Christ Is Risen Or Christ Is Risen - How Is It Correct? - Alternative View

Table of contents:

Christ Is Risen Or Christ Is Risen - How Is It Correct? - Alternative View
Christ Is Risen Or Christ Is Risen - How Is It Correct? - Alternative View

Video: Christ Is Risen Or Christ Is Risen - How Is It Correct? - Alternative View

Video: Christ Is Risen Or Christ Is Risen - How Is It Correct? - Alternative View
Video: English Orthodox Easter Chant: Christ is risen / Χριστός Ανέστη (Lyric Video) 2024, May
Anonim

We speak and write in Russian competently

The answer is Yesenia Pavlotski, linguist-morphologist, expert at the Institute of Philology, Mass Communication and Psychology, Novosibirsk State Pedagogical University.

An important and beloved by many holiday - Easter is approaching. The traditions and customs of this day are well known to everyone, because both religious people and those who just like the attributes of this holiday are waiting for Easter. And, of course, we are all well acquainted with such an Easter custom as Easter greetings or Christians.

The custom is to greet each other from the first day of Easter until the Ascension of the Lord (or only on the day of Easter) with the joyful exclamation "Christ is risen!" and answer "Truly is risen!"

However, someone says: "Christ is risen!", And someone - "Christ is risen!" Where did the resurrected form come from and how to speak correctly?

It is not news that the grammatical system of the modern Russian language has not always been the same as it is today. Remember how you frowned at school, studying the temporal forms of the English verb, its endless difficult tenses? Difficult - we don't have that. As it is! Rather, it was, and no less. Instead of a thousand words - a diagram of the verb forms of the Old Russian language.

Click to enlarge
Click to enlarge

Click to enlarge

For example, there were four forms of the past tense: perfect, imperfect, pluperfect, and aorist.

Promotional video:

The language system has undergone a number of complex, fundamental changes, which resulted in the language in its modern state. Only the Church Slavonic language has preserved its ancient forms, since it was and remains the language of worship. While dead, it, accordingly, is not spoken, that is, it does not develop or change, but is used (like Latin) in the church literary sphere, in hymnography and daily worship in some Orthodox churches.

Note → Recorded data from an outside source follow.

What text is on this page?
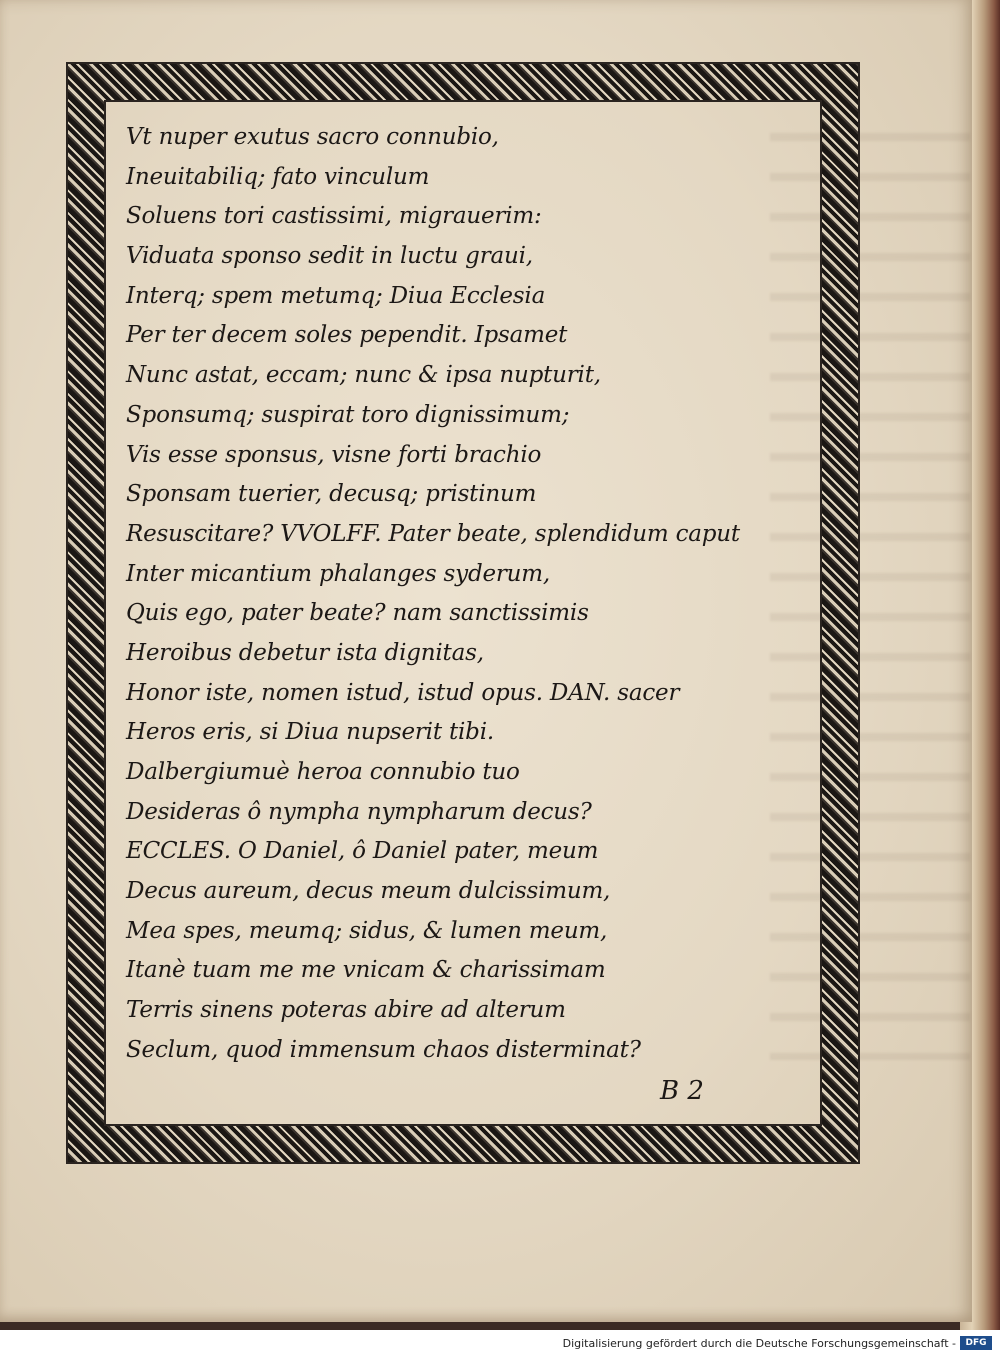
Vt nuper exutus sacro connubio,
Ineuitabiliq; fato vinculum
Soluens tori castissimi, migrauerim:
Viduata sponso sedit in luctu graui,
Interq; spem metumq; Diua Ecclesia
Per ter decem soles pependit. Ipsamet
Nunc astat, eccam; nunc & ipsa nupturit,
Sponsumq; suspirat toro dignissimum;
Vis esse sponsus, visne forti brachio
Sponsam tuerier, decusq; pristinum
Resuscitare? VVOLFF. Pater beate, splendidum caput
Inter micantium phalanges syderum,
Quis ego, pater beate? nam sanctissimis
Heroibus debetur ista dignitas,
Honor iste, nomen istud, istud opus. DAN. sacer
Heros eris, si Diua nupserit tibi.
Dalbergiumuè heroa connubio tuo
Desideras ô nympha nympharum decus?
ECCLES. O Daniel, ô Daniel pater, meum
Decus aureum, decus meum dulcissimum,
Mea spes, meumq; sidus, & lumen meum,
Itanè tuam me me vnicam & charissimam
Terris sinens poteras abire ad alterum
Seclum, quod immensum chaos disterminat?
B 2
Digitalisierung gefördert durch die Deutsche Forschungsgemeinschaft -	DFG
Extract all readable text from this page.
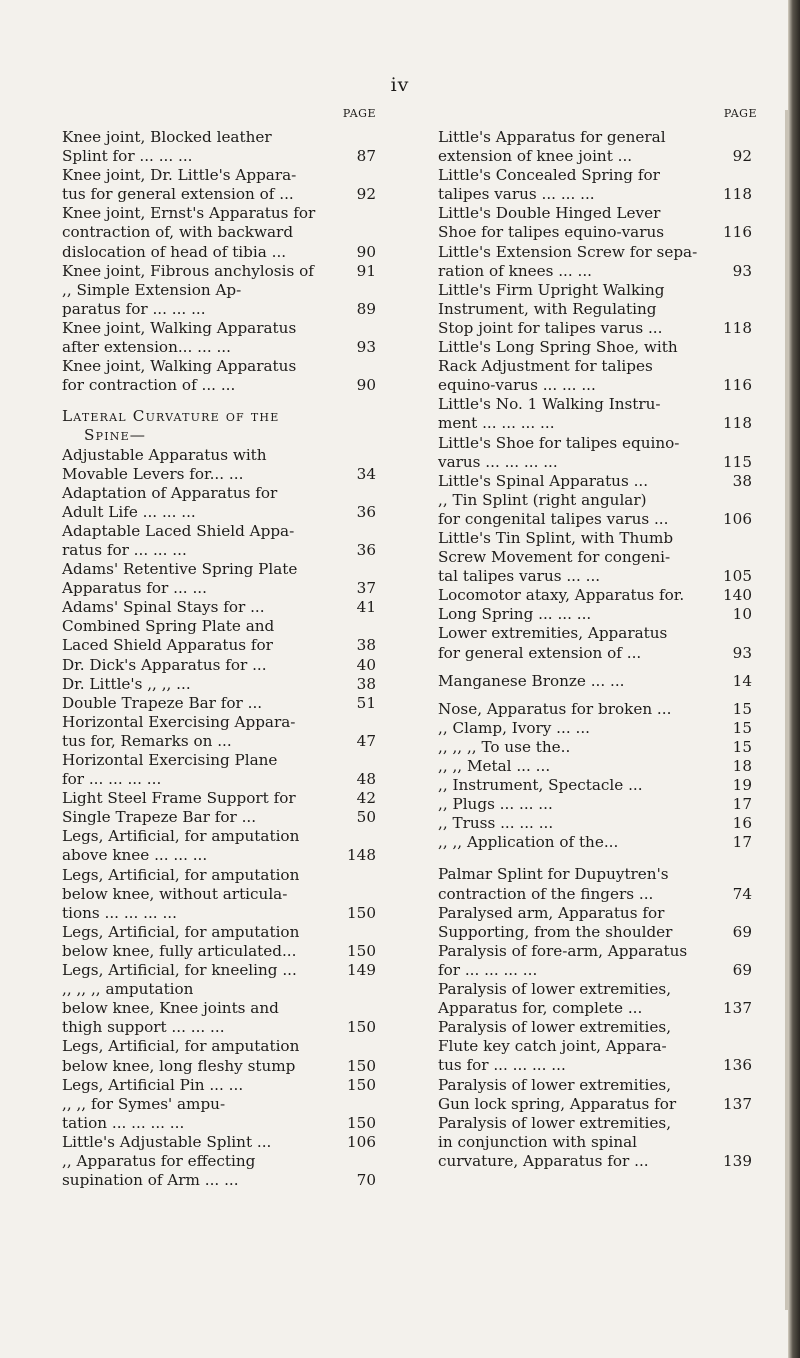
iv
PAGE
Knee joint, Blocked leather
Splint for ... ... ...	87
Knee joint, Dr. Little's Appara-
tus for general extension of ...	92
Knee joint, Ernst's Apparatus for
contraction of, with backward
dislocation of head of tibia ...	90
Knee joint, Fibrous anchylosis of	91
,, Simple Extension Ap-
paratus for ... ... ...	89
Knee joint, Walking Apparatus
after extension... ... ...	93
Knee joint, Walking Apparatus
for contraction of ... ...	90
Lateral Curvature of the
Spine—
Adjustable Apparatus with
Movable Levers for... ...	34
Adaptation of Apparatus for
Adult Life ... ... ...	36
Adaptable Laced Shield Appa-
ratus for ... ... ...	36
Adams' Retentive Spring Plate
Apparatus for ... ...	37
Adams' Spinal Stays for ...	41
Combined Spring Plate and
Laced Shield Apparatus for	38
Dr. Dick's Apparatus for ...	40
Dr. Little's ,, ,, ...	38
Double Trapeze Bar for ...	51
Horizontal Exercising Appara-
tus for, Remarks on ...	47
Horizontal Exercising Plane
for ... ... ... ...	48
Light Steel Frame Support for	42
Single Trapeze Bar for ...	50
Legs, Artificial, for amputation
above knee ... ... ...	148
Legs, Artificial, for amputation
below knee, without articula-
tions ... ... ... ...	150
Legs, Artificial, for amputation
below knee, fully articulated...	150
Legs, Artificial, for kneeling ...	149
,, ,, ,, amputation
below knee, Knee joints and
thigh support ... ... ...	150
Legs, Artificial, for amputation
below knee, long fleshy stump	150
Legs, Artificial Pin ... ...	150
,, ,, for Symes' ampu-
tation ... ... ... ...	150
Little's Adjustable Splint ...	106
,, Apparatus for effecting
supination of Arm ... ...	70
PAGE
Little's Apparatus for general
extension of knee joint ...	92
Little's Concealed Spring for
talipes varus ... ... ...	118
Little's Double Hinged Lever
Shoe for talipes equino-varus	116
Little's Extension Screw for sepa-
ration of knees ... ...	93
Little's Firm Upright Walking
Instrument, with Regulating
Stop joint for talipes varus ...	118
Little's Long Spring Shoe, with
Rack Adjustment for talipes
equino-varus ... ... ...	116
Little's No. 1 Walking Instru-
ment ... ... ... ...	118
Little's Shoe for talipes equino-
varus ... ... ... ...	115
Little's Spinal Apparatus ...	38
,, Tin Splint (right angular)
for congenital talipes varus ...	106
Little's Tin Splint, with Thumb
Screw Movement for congeni-
tal talipes varus ... ...	105
Locomotor ataxy, Apparatus for.	140
Long Spring ... ... ...	10
Lower extremities, Apparatus
for general extension of ...	93
Manganese Bronze ... ...	14
Nose, Apparatus for broken ...	15
,, Clamp, Ivory ... ...	15
,, ,, ,, To use the..	15
,, ,, Metal ... ...	18
,, Instrument, Spectacle ...	19
,, Plugs ... ... ...	17
,, Truss ... ... ...	16
,, ,, Application of the...	17
Palmar Splint for Dupuytren's
contraction of the fingers ...	74
Paralysed arm, Apparatus for
Supporting, from the shoulder	69
Paralysis of fore-arm, Apparatus
for ... ... ... ...	69
Paralysis of lower extremities,
Apparatus for, complete ...	137
Paralysis of lower extremities,
Flute key catch joint, Appara-
tus for ... ... ... ...	136
Paralysis of lower extremities,
Gun lock spring, Apparatus for	137
Paralysis of lower extremities,
in conjunction with spinal
curvature, Apparatus for ...	139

Risen - this is the Old Slavonic and Church Slavonic form of the verb resurrected; the word resurrected is in the form of an aorist. Aorist (ancient Greek ἀ-όριστος - "not having (exact) borders" from ancient Greek ἀ- "not-" or "without-" + Old Greek ὁρίζω - to establish a border) - temporary form a verb denoting a completed (single, instantaneous, perceived as indivisible) action committed in the past.

Thus, the combinations Christ is risen and Christ is risen are not mutually exclusive: one version of the Church Slavonic, standing in the temporal form that is absent in modern Russian - Christ is risen. The second option - Christ is risen - is modern. Both options are correct.

It doesn't matter which of the options you prefer: the main thing is to listen and hear each other, and also congratulate you on the holiday sincerely, from the bottom of your heart.